The Novel Free

Angry God



I drove him crazy, because he was driving me insane. I wanted to fight him, to hurt him for what he was doing to me. Bite him. Taste him. Feel him.

I often snuck into the house as he was leaving, tired and dirty, his hair a disheveled mess. He would climb into his beat-up truck and frown at me silently, as if trying to squeeze answers out of me telepathically.

“Lenora?”

I heard a soft knock on Poppy’s door. Dad must’ve heard my voice coming from this room.

“Come in, Papa.” Poppy quickly wiped the remainder of her tears with the tissue I’d given her and straightened her back, plastering a rather creepy smile on her face. She never wanted to upset our father. One of the many sacrifices she’d made since we’d lost Mum. Poppy was the epitome of a considerate daughter, while I wore morbid clothes and bit boys who pissed me off.

My father stood in the doorway, his long, gray, curly hair spiraling atop his head like an eccentric Elton John hat, his beard almost reaching his round, Buddha belly. Papa looked like a Harry Potter character—a softhearted wizard professor who seemed big and intimidating, but wouldn’t hurt a fly. He loved Mum and us, I knew, but I always had the distinctive feeling we came right after his art.

Mum hadn’t wanted him to open Carlisle Prep—he still did.

Mum would kill him if she were alive to see that he’d ripped us from England to America for his project. He couldn’t resist a good challenge.

Papa knew I never wanted a life outside of art, and he never pushed me for more—not to date boys, not to make friends who weren’t Rafferty, not to live life.

The list went on, naturally.

“What are you girls up to?” He glanced between us with an apologetic smile. That was the sort of relationship we had with Papa. A bit too formal for my liking.

Again, he cared—didn’t miss one parent-teacher conference, and always made sure we were provided for and did something fantastic over the summer. He planned elaborate trips—admiring the wild architecture of Valencia, museums in Hong Kong, galleries in Florence, the pyramids of Egypt. Being a father, however, did not come as naturally to him as being an artist.

It was the Vaughns of the world he found a common language with.

“Oh, nothing much. Just gossiping. How are you, Papa?” Poppy sing-songed, springing to her feet and smoothing her pajamas. “You must be starving. Shall I put some leftover lasagna in the microwave for you?”

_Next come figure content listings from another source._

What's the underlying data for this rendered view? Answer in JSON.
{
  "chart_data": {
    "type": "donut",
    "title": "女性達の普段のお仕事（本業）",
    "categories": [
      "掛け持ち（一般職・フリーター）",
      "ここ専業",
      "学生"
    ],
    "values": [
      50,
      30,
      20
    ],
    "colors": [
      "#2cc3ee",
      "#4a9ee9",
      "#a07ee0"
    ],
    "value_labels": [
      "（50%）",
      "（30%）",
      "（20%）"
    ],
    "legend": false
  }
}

I tried not to stare at her too bewilderedly. I wondered what it felt like to cut your feelings off with scissors, like a broken marionette. In trying to be so strong, she weakened herself. I hated to see her hurting.

“That’d be grand, Pop. Cheers. Lenny, may I have a word with you?” He reached his giant, cracked palm in my direction.

I took it and silently stood up.

It was unlike Papa to initiate a serious conversation. Had Vaughn told him something? Did he snitch on me? Tell him I was seeing boys? Not that Papa would care. If anything, he would encourage it.

What the hell was it?

“In the studio.” Papa tugged my hand, leading me to the attic where he had a small studio—in addition to the one in our backyard where he kept some of his unfinished work. The attic was more intimate.

I followed him, racking my brain for what was to come. My father and I chatted all the time during dinners and when we were watching the telly. We talked about the weather and school and Poppy’s busy schedule and his work. The only thing we didn’t talk about was me.

Even when I’d given him my final piece for the internship assignment last month—a human-sized skull made solely from vintage tin cans—I’d quickly averted the conversation to something else, careful not to catch any disappointment or boredom he might be feeling toward my art.

I was expecting the results about that any day now, but in the form of a formal letter. I knew better than to expect my father to bend the rules and break the news to me in person.

We climbed up the narrow, spiraling stairs to the attic. The white wooden floor creaked under our weight as we entered the roof-shaped loft. The aroma of shaved stone, the coldness of the marble and granite giants, and clouds of dust did nothing to disguise the unique scent of Vaughn Spencer that immediately crawled into my nostrils—delicious, formidable, and full of danger. I tried to ignore it, and the shiver it brought along.

He was here tonight. I had heard their voices drifting through the opened window of the attic only ten minutes ago.

“Gentle with the chisel, now, lad. Do not cock this one up. It’s too precious for both of us.”